For many products that don't require an instant response, developers either:
- wait artificially until midnight to run the batch (requires managing requests and building a whole workflow, high risk if batch fails for some reason), or
- keep burning money with synchronous calls.
Meet the asynchronous request
An asynchronous request is just a normal API call that says:
“Here’s my payload. I don’t care if the answer comes back in two minutes or 10 hours—just make it cheap.”
Because the provider can slide these jobs into idle GPU gaps (same as in batch), the price drops and rate‑limit's are pretty much uneccessary. 10M asynchronous requests in a day are substantially easier to process than 50k requests in 10 minutes, despite the number of requests/s being much higher in the latter.
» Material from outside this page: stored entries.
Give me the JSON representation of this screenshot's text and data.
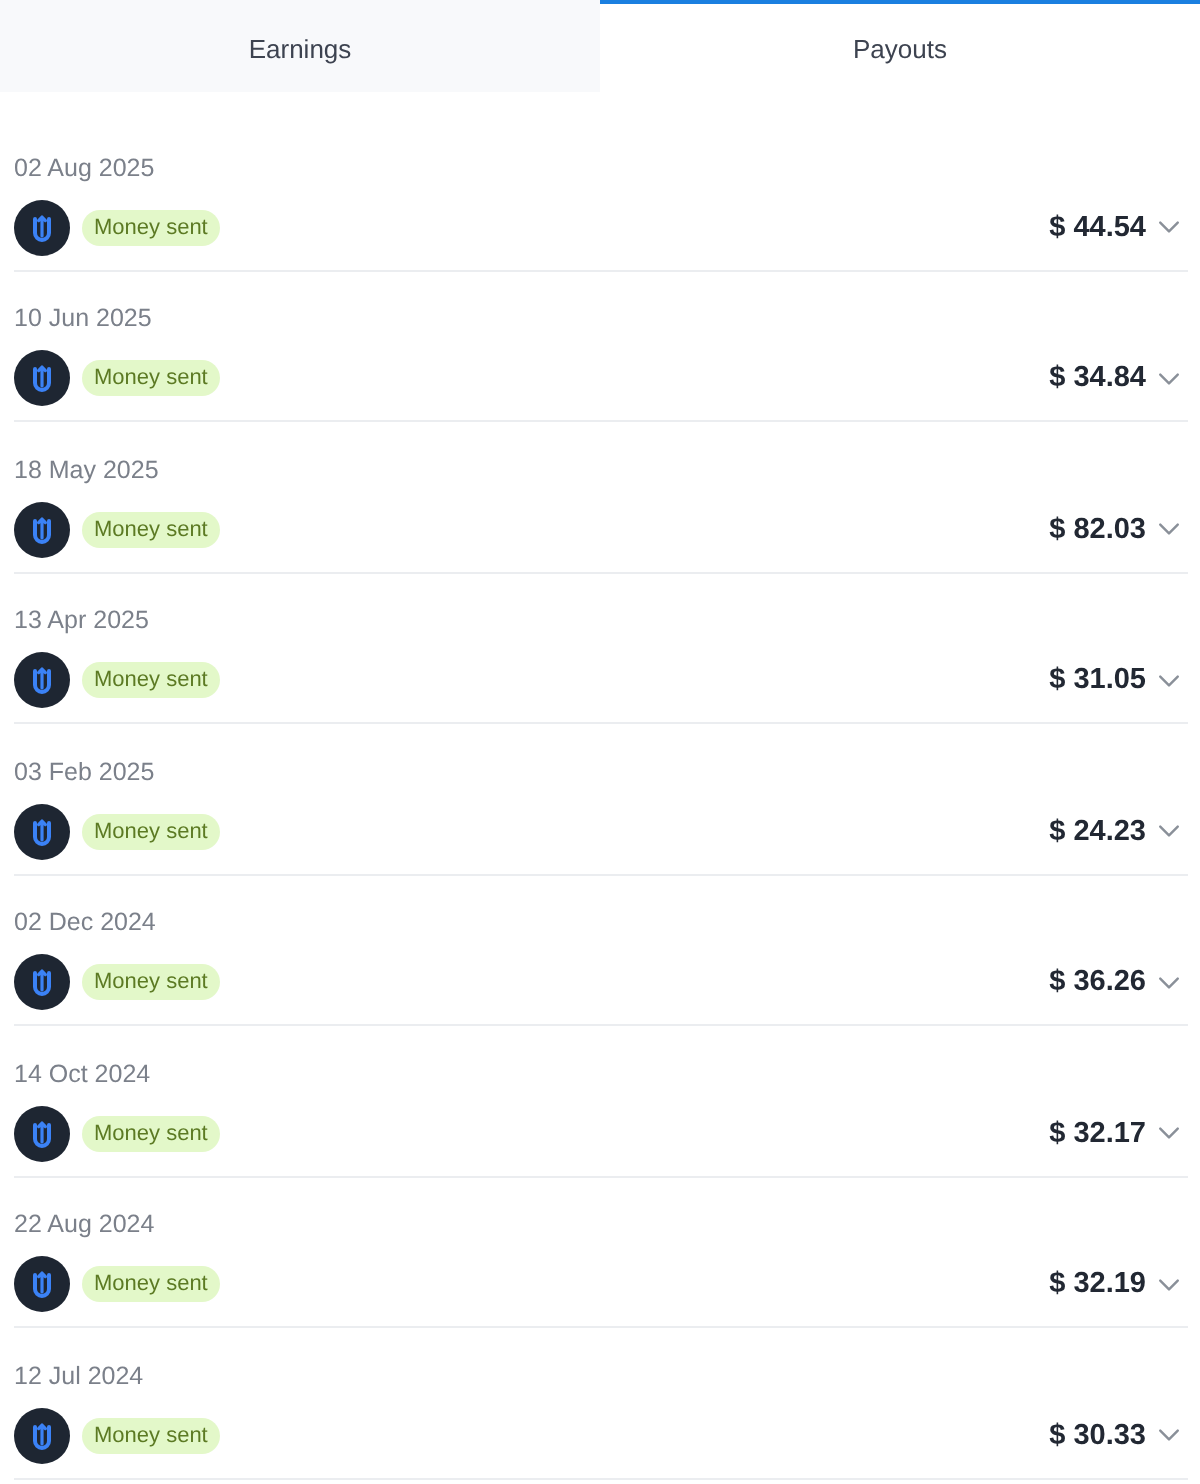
{
  "tabs": [
    {
      "label": "Earnings",
      "selected": false
    },
    {
      "label": "Payouts",
      "selected": true
    }
  ],
  "payouts": [
    {
      "date": "02 Aug 2025",
      "status": "Money sent",
      "amount": "$ 44.54",
      "expanded": false
    },
    {
      "date": "10 Jun 2025",
      "status": "Money sent",
      "amount": "$ 34.84",
      "expanded": false
    },
    {
      "date": "18 May 2025",
      "status": "Money sent",
      "amount": "$ 82.03",
      "expanded": false
    },
    {
      "date": "13 Apr 2025",
      "status": "Money sent",
      "amount": "$ 31.05",
      "expanded": false
    },
    {
      "date": "03 Feb 2025",
      "status": "Money sent",
      "amount": "$ 24.23",
      "expanded": false
    },
    {
      "date": "02 Dec 2024",
      "status": "Money sent",
      "amount": "$ 36.26",
      "expanded": false
    },
    {
      "date": "14 Oct 2024",
      "status": "Money sent",
      "amount": "$ 32.17",
      "expanded": false
    },
    {
      "date": "22 Aug 2024",
      "status": "Money sent",
      "amount": "$ 32.19",
      "expanded": false
    },
    {
      "date": "12 Jul 2024",
      "status": "Money sent",
      "amount": "$ 30.33",
      "expanded": false
    }
  ]
}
These 'asynchronous' requests end up much more convenient for developers, who can set a webhook endpoint to receive responses in the inference.net dashboard, and wait for requests as they come in.
Using /v1/slow
on Inference.net
from openai import OpenAI # OpenAI SDK works out of the box
client = OpenAI(
base_url="https://api.inference.net/v1/slow", # only change
api_key=os.getenv("INFERENCE_API_KEY"),
)
job = client.chat.completions.create(
model="meta-llama/llama-3.2-1b-instruct/fp-8",
messages=[{"role": "user", "content": "Summarize War and Peace in 10 bullets"}],
metadata= {
"webhook_id": "AhALzdz8S"
}
)
print(job.id) # store this for later
The call returns instantly with a request ID. When the GPUs are at low capacity (which can be instantly or up to 24 hours later), grab the result:
curl https://api.inference.net/v1/generation/$ID \
-H "Authorization: Bearer $INFERENCE_API_KEY"
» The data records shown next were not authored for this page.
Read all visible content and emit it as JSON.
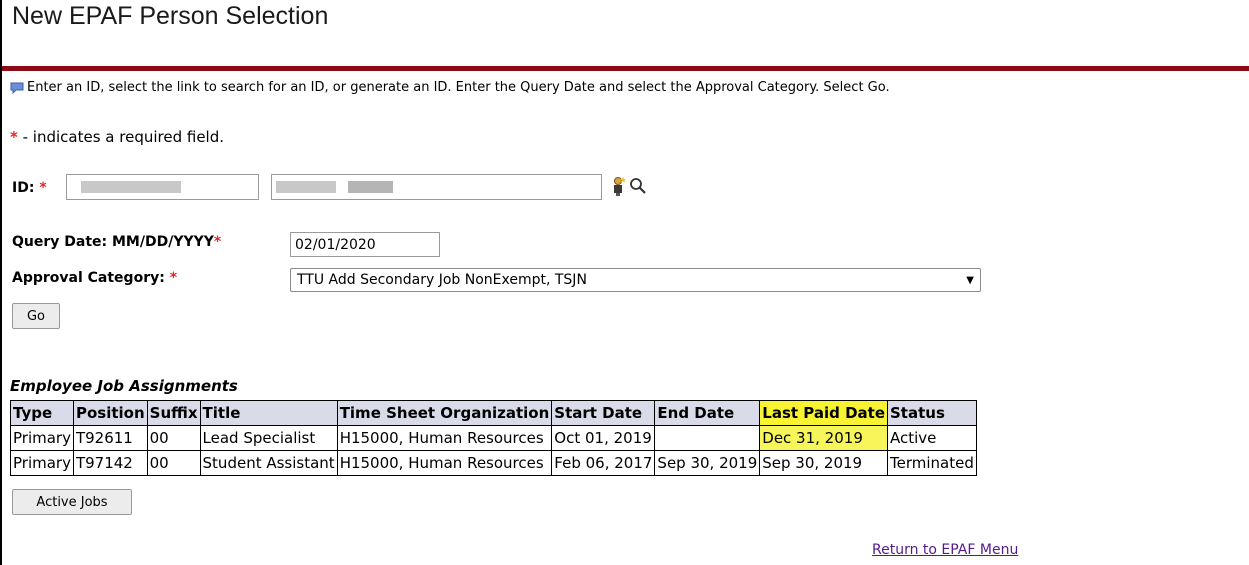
{
  "header": {
    "title": "New EPAF Person Selection"
  },
  "info": {
    "instruction": "Enter an ID, select the link to search for an ID, or generate an ID. Enter the Query Date and select the Approval Category. Select Go.",
    "required_note": " - indicates a required field.",
    "required_star": "*"
  },
  "form": {
    "id_label": "ID:",
    "query_date_label": "Query Date: MM/DD/YYYY",
    "query_date_value": "02/01/2020",
    "approval_category_label": "Approval Category:",
    "approval_category_value": "TTU Add Secondary Job NonExempt, TSJN",
    "go_label": "Go"
  },
  "icons": {
    "info": "speech-bubble-icon",
    "generate_id": "person-generate-icon",
    "search": "magnifier-icon"
  },
  "jobs": {
    "section_title": "Employee Job Assignments",
    "columns": [
      "Type",
      "Position",
      "Suffix",
      "Title",
      "Time Sheet Organization",
      "Start Date",
      "End Date",
      "Last Paid Date",
      "Status"
    ],
    "rows": [
      [
        "Primary",
        "T92611",
        "00",
        "Lead Specialist",
        "H15000, Human Resources",
        "Oct 01, 2019",
        "",
        "Dec 31, 2019",
        "Active"
      ],
      [
        "Primary",
        "T97142",
        "00",
        "Student Assistant",
        "H15000, Human Resources",
        "Feb 06, 2017",
        "Sep 30, 2019",
        "Sep 30, 2019",
        "Terminated"
      ]
    ],
    "active_jobs_label": "Active Jobs"
  },
  "footer": {
    "return_link": "Return to EPAF Menu"
  },
  "colors": {
    "title_rule": "#8b0a14",
    "required_star": "#e8232a",
    "header_bg": "#d9dbe8",
    "highlight": "#f8f332",
    "link": "#551a8b"
  }
}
Or, more likely, recieve the response at your webhook endpoint!
When asynchronous makes sense
- Large‑scale content generation (translations, synthetic data, SEO blobs, enrichment)
- Async enrichment jobs (company‐data lookups, document embeddings)
Some example applications that could benefit from asynchronous requests
Synchronous (sub‑second or streamed)
- Live chat completions for support widgets
- Code autocomplete in an IDE
- Real‑time policy filtering before a user message is posted
Batch (big payloads on a schedule)
- Nightly bulk translation of that day’s articles into 20 languages
- Weekly model‑retraining pass scoring 10 M reviews to refresh embeddings
- End‑of‑month contract audit that runs an LLM over every new PDF for compliance flags
Asynchronous (fire‑and‑forget single calls)
- User‑profile enrichment: when someone signs up, kick off a cheap async request to summarize their LinkedIn/GitHub and store it for later personalization
- Background tagging: each newly uploaded PDF is sent to
/v1/slow
for keyword extraction; the tags land in your DB whenever ready - Async sentiment / tone scoring: every inbound customer email gets an asynchronous request to label sentiment, feeding analytics dashboards without blocking support agents
Why asynchronous might be better than a synchronous request
For synchronous requests, we need to wait for a response. Often, you end up paying for this waiting time (I personally have racked up over 10k of Vercel function duration fees because I have awaited slow async requests). Asynchronous requests do not require you wait for a response, so handling large numbers of them is an order of magnitude simpler. On top of this you get price savings and enhanced reliability. It's really a no-brainer if you don't need instant results.
How much cheaper?
Inference.net currently prices asynchronous inference at 10% below synchronous rates, but if you expect large workloads, reach out and we may be able to increase this number.
TL;DR
- Synchronous for UX, batch for big offline jobs.
- Everything else? Asynchronous requests.
- They’re drop‑in (
/v1/slow
), webhook‑friendly, and cut your LLM bill.